Carnegie Mellon University
May 13, 2021

CMU Lab Leads Development of Pasta That Morphs

Flat-packed noodles create more sustainable packaging, transportation and storage

By Aaron Aupperlee

Aaron Aupperlee
  • School of Computer Science
From tubes of penne and rigatoni to spirals of fusilli and rotini — the iconic shapes of pasta make the staple food a bear to package.

A research team led by the Morphing Matter Lab at Carnegie Mellon University is developing flat pasta that forms into familiar shapes when cooked. The team impresses tiny grooves into flat pasta dough — made of only semolina flour and water — in patterns that cause it to morph into tubes, spirals, twists and waves.

The morphed pasta looks, feels and, most importantly, tastes like traditional pasta, opening new possibilities for food design and allowing for flat-packed pasta that would cut back on packaging, save space in storage and transportation, and possibly reduce the time and energy needed for cooking.
"We were inspired by flat-packed furniture and how it saved space, made storage easier and reduced the carbon footprint associated with transportation," said Lining Yao, director of the Morphing Matter Lab in the Human-Computer Interaction Institute at CMU's School of Computer Science. "We decided to look at how the morphing matter technology we were developing in the lab could create flat-packed pastas that offered similar sustainability outcomes."
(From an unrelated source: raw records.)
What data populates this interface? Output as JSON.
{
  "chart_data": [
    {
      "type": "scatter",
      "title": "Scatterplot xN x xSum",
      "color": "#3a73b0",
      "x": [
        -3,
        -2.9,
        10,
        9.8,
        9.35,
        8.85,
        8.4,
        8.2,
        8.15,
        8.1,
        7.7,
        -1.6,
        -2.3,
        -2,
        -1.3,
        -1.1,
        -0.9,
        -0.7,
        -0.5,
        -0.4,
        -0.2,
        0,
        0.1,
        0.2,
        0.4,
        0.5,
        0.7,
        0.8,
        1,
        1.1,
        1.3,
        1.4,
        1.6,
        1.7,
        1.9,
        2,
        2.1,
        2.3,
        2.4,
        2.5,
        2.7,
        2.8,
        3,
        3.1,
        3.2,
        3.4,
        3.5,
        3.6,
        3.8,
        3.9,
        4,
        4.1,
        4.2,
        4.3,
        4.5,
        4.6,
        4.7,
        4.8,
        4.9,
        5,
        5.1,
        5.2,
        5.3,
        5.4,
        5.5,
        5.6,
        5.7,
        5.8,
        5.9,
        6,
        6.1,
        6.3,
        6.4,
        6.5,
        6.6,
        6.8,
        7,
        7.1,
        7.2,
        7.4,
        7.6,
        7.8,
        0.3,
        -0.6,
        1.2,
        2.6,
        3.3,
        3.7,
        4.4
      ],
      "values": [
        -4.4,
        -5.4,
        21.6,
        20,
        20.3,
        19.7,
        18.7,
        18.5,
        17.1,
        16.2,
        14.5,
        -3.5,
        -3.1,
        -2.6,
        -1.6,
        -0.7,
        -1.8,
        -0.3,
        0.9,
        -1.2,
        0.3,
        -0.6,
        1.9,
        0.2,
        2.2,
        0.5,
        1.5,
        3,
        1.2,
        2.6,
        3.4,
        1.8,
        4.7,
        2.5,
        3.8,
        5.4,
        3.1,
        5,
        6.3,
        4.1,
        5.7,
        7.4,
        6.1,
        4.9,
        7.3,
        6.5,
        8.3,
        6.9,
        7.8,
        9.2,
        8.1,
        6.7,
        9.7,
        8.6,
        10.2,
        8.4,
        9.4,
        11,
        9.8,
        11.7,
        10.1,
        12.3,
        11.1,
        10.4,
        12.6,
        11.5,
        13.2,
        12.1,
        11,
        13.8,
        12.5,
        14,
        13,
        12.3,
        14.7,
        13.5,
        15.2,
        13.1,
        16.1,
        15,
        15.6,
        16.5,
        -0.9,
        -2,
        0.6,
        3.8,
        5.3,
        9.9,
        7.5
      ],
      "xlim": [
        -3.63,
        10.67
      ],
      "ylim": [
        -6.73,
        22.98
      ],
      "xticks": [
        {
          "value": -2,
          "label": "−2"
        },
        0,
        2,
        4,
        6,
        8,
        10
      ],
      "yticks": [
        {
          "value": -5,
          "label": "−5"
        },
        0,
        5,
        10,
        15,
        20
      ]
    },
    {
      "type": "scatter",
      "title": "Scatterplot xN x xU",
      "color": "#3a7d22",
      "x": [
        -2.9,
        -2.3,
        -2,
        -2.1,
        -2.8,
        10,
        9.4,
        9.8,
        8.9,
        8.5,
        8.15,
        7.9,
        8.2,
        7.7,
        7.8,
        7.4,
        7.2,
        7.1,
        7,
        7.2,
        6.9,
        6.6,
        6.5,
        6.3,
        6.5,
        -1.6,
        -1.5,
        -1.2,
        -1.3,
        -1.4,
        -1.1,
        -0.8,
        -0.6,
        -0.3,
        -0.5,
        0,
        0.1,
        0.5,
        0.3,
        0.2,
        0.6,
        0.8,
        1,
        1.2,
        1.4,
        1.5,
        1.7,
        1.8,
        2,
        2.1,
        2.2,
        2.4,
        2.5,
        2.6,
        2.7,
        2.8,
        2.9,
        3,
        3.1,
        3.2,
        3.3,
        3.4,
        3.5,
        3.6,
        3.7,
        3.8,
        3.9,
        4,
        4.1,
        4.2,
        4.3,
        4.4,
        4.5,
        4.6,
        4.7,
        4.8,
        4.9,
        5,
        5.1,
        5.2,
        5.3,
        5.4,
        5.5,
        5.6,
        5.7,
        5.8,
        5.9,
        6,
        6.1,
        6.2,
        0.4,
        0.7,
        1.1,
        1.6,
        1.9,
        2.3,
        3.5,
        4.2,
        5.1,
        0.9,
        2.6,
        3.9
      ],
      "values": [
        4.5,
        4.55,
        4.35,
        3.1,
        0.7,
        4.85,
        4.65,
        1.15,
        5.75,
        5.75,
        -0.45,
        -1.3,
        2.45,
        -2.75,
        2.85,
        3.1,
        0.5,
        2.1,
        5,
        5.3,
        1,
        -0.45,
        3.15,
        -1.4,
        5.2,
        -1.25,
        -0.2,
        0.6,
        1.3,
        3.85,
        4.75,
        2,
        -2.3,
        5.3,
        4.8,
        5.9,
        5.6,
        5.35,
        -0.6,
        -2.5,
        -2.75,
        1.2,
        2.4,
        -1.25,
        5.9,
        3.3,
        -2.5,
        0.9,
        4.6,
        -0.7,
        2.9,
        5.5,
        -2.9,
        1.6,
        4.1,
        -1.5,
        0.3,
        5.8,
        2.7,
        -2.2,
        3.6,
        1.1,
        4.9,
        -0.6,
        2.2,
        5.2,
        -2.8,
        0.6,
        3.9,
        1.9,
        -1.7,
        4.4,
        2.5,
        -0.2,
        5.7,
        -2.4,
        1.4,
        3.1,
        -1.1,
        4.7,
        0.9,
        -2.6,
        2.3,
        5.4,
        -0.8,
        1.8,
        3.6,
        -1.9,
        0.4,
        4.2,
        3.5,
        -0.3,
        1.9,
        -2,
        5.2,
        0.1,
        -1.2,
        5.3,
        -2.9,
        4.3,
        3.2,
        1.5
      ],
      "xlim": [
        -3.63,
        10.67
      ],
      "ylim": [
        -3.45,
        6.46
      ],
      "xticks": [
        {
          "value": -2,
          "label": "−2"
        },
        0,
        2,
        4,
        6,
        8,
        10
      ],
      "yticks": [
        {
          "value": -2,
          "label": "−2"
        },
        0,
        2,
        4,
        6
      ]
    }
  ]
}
The team published their understanding of the morphing mechanism and design principles in the paper "Morphing Pasta and Beyond," which is the cover story of the May 2021 issue of Science Advances. Authors include 17 researchers from CMU, Syracuse University and Zhejiang University, specializing in fields including material science, mechanical engineering, computational fabrication and design.

The grooves stamped into the flat pasta sheets increase the time it takes water to cook that area of the pasta. By carefully planning where and how to place the grooves, the researchers can control what shape of pasta forms when it is cooked.

A photo of a plate of pasta
Morphing pasta shapes before and after cooking.

"The groove side expands less than the smooth side, leading the pasta to morph into shape," said Teng Zhang, an assistant professor at Syracuse University who led the modeling analysis in this project.

Grooves can be used to control the morphed shape of any swellable material. The team has demonstrated that it can morph silicon sheets using the same groove technique.

"This could potentially be used in soft robotics and biomedical devices", said Wen Wang, a former researcher affiliated with the Morphing Matter Lab.

The plastic material used in food packaging contributes greatly to landfills worldwide, and packaging litters the world's oceans. Creating effective food packaging is crucial to reducing waste and shaping a sustainable future.

The morphing pasta builds on years of research by Yao and the Morphing Matter Lab on morphing mechanisms and applications with different materials ranging from plastic and rubber to fabric and food.

The research was funded by the U.S. National Science Foundation, the CMU Manufacturing Futures Initiative and the National Natural Science Foundation of China.